Acute kidney injury (AKI) represents a critical complication in patients with acute coronary syndrome (ACS), particularly in patients undergoing percutaneous coronary intervention (PCI). Current tests for detecting early AKI, such as creatinine and cystatin C, have modest sensitivity. This study explores the role of bioinformatics in creating an implementable predictive key gene in cardiorenal pathogenesis and evaluates the diagnostic potential of GTF2I, ANGPTL4, and MMP14 in predicting AKI in ACS patients.

Methods

This is a single-center prospective observational cohort study that enrolled 167 participants: healthy controls (n = 60), ACS patients (n = 56), and ACS patients with AKI (n = 51). Baseline clinical and renal markers were measured 24 h pre-PCI, with RNA biomarkers (GTF2I, ANGPTL4, MMP14) assessed at 48 h post-PCI, with daily creatinine monitoring performed for up to 6 days after PCI.

Results

GTF2I, ANGPTL4, and MMP14 were significantly elevated in ACS patients, with further increases in ACS-AKI patients.

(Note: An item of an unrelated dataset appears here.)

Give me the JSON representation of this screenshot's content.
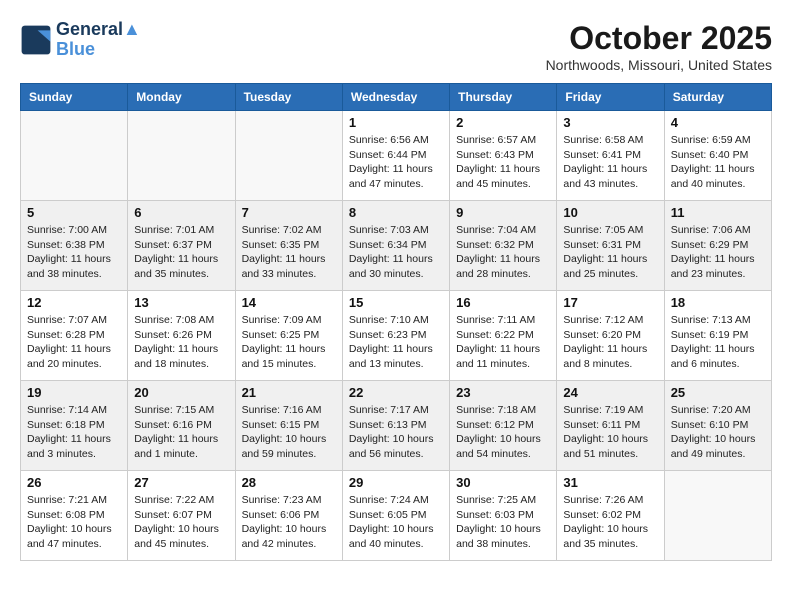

GTF2I showed the strongest predictive accuracy for AKI (AUC = 0.98), outperforming creatinine and cystatin. ANGPTL4 correlated negatively with serum creatinine (r = − 0.213, P = 0.006), suggesting a modulatory role in renal injury, while MMP14 elevations were pronounced in ACS-AKI. Notably, the combined biomarker panel achieved the highest diagnostic accuracy (AUC = 0.99), underscoring its potential as a robust early predictor of AKI. Subgroup analysis in diabetic patients revealed differential biomarker expression between AKI and non-AKI cases. Logistic regression confirmed albuminuria, ANGPTL4, GTF2I, and MMP14, in addition to several metabolic biomarkers, as significant predictors of AKI.

Conclusion

GTF2I, ANGPTL4, and MMP14 are promising biomarkers for predicting AKI in ACS patients and could be integrated into clinical practice for early AKI detection, improving patient management and outcomes.